Cette fois, le terrain est toutefois plus glissant. La formule du patron, « Quand je fais une promesse, moi je la tiens », peut s’apparenter à du populisme. « Ce genre de message contribue à l’évidence à alimenter la défiance à l’égard de la parole politique à un moment de crise de confiance majeure dans notre démocratie, assène Jean-Christophe Alquier, spécialiste de la communication de dirigeants. Je ne comprends pas l’irruption de l’entreprise Free dans les champs du rejet du politique et de la délégitimisation de nos élus. »
Un choix d’autant plus surprenant que Xavier Niel apparaissait jusqu’ici en soutien d’Emmanuel Macron : « On a un super président qui est capable de réformer la France », avait-il déclaré sur Europe 1 en décembre 2018. Une incursion – mais pas une opinion – qu’il a semblé depuis regretter dans l’émission C à Vous de France 5, produite par Mediawan, le 12 janvier dernier : « Dans ce pays, on a une impossibilité de dire ce qu’on pense parce que ça va directement être vu du point de vue politique, et vous allez vous faire défoncer ou menacer. »
Liberté, simplicité, prix modérés.

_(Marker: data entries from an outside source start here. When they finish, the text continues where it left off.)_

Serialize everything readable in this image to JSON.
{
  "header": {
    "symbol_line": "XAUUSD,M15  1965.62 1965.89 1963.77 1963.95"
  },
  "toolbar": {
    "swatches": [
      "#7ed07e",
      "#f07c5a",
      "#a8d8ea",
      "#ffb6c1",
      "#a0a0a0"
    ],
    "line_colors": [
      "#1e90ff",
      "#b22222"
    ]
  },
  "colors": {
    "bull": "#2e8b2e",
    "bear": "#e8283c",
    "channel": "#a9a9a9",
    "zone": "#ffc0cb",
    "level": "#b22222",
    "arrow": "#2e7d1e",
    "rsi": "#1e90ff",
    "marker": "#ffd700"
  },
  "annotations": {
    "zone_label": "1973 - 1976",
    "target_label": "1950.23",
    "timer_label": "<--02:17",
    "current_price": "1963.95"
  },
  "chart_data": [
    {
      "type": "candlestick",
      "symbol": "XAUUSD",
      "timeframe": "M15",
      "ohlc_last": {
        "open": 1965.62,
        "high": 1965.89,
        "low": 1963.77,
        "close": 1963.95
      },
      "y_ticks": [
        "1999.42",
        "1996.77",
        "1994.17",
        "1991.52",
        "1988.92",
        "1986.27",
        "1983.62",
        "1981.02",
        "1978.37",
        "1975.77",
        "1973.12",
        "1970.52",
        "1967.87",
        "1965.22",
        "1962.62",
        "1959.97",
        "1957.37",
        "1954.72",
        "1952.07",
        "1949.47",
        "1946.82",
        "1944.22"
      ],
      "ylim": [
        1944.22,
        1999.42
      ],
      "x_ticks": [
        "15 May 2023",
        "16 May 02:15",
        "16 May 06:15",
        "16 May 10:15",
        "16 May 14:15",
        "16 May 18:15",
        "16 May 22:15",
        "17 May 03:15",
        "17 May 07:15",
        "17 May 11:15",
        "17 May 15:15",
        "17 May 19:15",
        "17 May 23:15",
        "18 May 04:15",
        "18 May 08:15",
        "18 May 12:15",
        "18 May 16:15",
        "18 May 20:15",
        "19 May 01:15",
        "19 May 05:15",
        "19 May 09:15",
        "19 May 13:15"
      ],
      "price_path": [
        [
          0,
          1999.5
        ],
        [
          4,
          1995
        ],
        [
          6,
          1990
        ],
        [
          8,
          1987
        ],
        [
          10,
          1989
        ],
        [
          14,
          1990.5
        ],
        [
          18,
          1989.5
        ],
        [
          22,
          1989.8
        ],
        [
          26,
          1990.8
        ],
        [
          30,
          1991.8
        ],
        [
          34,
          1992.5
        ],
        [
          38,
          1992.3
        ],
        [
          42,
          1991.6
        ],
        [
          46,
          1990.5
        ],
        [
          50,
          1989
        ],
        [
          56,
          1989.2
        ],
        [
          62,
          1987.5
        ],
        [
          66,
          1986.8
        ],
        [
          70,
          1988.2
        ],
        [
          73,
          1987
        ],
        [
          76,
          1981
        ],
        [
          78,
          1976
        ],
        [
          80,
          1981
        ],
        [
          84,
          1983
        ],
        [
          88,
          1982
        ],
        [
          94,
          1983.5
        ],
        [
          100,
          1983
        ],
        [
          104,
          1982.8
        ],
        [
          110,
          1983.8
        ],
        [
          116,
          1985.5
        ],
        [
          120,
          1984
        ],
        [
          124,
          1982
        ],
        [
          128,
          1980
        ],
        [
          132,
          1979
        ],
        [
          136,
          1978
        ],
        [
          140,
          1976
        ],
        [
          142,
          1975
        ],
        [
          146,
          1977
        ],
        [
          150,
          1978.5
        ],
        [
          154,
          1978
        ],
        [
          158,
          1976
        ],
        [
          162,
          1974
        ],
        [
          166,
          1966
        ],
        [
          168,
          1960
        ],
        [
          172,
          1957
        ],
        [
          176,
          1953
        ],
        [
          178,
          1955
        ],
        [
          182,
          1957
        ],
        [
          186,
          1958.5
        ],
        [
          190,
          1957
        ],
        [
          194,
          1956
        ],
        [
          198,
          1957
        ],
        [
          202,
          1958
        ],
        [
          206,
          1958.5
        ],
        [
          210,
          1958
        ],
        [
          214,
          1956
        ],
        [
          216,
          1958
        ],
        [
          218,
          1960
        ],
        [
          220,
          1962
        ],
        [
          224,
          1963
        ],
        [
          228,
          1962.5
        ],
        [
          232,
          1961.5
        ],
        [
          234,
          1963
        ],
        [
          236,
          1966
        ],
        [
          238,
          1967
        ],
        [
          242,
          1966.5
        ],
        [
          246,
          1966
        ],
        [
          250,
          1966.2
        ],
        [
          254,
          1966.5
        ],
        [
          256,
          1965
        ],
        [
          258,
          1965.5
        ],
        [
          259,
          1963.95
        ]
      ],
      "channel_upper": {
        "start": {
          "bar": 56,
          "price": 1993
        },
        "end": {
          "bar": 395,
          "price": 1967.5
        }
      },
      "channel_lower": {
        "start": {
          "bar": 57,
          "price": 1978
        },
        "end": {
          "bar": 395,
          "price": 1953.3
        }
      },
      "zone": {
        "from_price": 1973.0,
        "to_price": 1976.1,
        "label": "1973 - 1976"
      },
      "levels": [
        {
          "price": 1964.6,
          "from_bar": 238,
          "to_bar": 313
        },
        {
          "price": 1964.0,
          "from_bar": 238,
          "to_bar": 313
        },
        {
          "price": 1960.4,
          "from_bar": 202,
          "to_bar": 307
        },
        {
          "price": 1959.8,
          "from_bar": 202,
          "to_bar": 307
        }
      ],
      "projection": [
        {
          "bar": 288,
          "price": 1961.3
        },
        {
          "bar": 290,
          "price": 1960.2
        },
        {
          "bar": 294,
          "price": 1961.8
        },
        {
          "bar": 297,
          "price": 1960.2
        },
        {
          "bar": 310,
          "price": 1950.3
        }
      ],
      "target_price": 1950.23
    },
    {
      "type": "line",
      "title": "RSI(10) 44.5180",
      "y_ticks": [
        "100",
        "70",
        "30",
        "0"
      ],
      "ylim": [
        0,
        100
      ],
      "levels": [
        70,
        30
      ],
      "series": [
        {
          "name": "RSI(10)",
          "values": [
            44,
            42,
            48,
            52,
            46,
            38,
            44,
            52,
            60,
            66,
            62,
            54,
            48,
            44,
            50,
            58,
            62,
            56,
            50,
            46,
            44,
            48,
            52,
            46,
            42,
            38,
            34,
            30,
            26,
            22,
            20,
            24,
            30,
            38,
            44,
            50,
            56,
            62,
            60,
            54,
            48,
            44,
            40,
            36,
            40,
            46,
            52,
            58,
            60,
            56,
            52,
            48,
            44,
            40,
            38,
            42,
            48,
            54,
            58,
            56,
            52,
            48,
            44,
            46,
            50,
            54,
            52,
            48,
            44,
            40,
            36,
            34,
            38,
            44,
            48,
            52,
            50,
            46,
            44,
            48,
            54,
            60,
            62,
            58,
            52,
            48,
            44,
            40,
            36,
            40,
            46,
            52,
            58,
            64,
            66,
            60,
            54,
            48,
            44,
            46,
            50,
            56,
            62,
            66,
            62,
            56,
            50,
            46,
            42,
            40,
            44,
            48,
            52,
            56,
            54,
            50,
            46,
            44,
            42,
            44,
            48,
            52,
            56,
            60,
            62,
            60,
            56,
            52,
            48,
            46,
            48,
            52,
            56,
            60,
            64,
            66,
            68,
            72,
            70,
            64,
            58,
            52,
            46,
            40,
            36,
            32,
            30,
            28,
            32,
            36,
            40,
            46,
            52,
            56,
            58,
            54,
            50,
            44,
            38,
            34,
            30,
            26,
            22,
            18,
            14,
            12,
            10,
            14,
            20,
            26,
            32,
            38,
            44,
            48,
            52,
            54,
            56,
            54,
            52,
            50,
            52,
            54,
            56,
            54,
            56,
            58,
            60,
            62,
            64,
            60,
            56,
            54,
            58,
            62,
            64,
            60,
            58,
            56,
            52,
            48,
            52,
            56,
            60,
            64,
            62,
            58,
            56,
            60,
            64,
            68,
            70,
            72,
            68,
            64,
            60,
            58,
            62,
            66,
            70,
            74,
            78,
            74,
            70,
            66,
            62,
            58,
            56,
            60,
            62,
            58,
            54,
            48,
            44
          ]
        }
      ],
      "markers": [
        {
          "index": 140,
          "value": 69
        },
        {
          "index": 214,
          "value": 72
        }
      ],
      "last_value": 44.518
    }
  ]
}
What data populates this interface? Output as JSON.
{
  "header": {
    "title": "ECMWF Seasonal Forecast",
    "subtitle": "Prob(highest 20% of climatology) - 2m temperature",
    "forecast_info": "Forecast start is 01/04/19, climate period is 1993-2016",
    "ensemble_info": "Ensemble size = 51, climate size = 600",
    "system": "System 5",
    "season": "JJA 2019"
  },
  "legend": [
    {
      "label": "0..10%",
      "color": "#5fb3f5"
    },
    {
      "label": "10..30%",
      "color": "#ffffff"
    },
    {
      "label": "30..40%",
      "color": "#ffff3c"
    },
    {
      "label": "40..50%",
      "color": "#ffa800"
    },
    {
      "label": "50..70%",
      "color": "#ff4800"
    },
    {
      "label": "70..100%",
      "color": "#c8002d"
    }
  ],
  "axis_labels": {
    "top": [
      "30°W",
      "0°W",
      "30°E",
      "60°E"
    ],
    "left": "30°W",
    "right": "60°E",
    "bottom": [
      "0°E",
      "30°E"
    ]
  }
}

Mais du point de vue de Free, qu’en est-il ? L’entreprise n’a pas fait appel à une agence pour communiquer sur ses dix ans (elle a travaillé dans le passé avec DDB puis Herezie et Buzzman) et sa « manière de travailler au plus juste » sur les réseaux sociaux est aussi un moyen « d’avoir de la résonance et de prendre la parole efficacement avec des relais extrêmement forts qu’on n’a jamais à la télé », selon Camille Perrin, sa directrice marketing. Au passage, signalons que l’objectif est à moitié atteint car si la vidéo a déjà collecté 2 millions d’impressions organiques dont 1,5 million sur Twitter, elle s’est heurtée aux règles algorithmiques du « profanity word » chez TikTok et Instagram qui empêchent la diffusion d’un juron dans une campagne achetée d’amplification d’une vidéo. Aussi, comme l’a reconnu Xavier Niel lui-même, son message a-t-il été publié sur ces réseaux amputé de sa gauloise chute.
Pour Free, l’essentiel est sans doute ailleurs. La marque a profité de ses dix ans pour montrer qu’elle était capable de majorer sans surcoût son offre en termes de services : un forfait data qui passe à 210 Go par mois en 5G, 100 Go (+10 Go de roaming) à 10,99 euros par mois pendant un an pour les nouveaux abonnés du 10 au 18 janvier… L’occasion de réaffirmer un positionnement sur le prix bas qui a permis d’intégrer la 4G puis la 5G sans augmenter ses tarifs. « On a voulu rappeler aux plus jeunes ce que Free Mobile a permis : la liberté avec le “sans engagement”, qui est passé de 10% à 70% des forfaits, la simplicité avec seulement trois offres, les prix bas enrichis en data… ». Sans oublier le rejet des coûts cachés. « Quand on a lancé Free Mobile, on a divisé les prix par deux et développé les usages », souligne Camille Perrin, la facture moyenne mobile des Français passant de 27,30 euros en 2012 à 14,30 euros en 2022, selon l’Arcep.
Le coup de com est-il à la hauteur du « coup de pied dans la fourmilière » de 2012, comme dit la directrice marketing ? Jean-Christophe Alquier, qui juge le clip « ringard » et « en réalité très politiquement correct », pointe aussi une question de fond : le trublion n’est plus tout à fait le même. « L’homme qui nous parle est devenu un pur produit, voire l’épicentre d’un certain establishment français », sourit-il.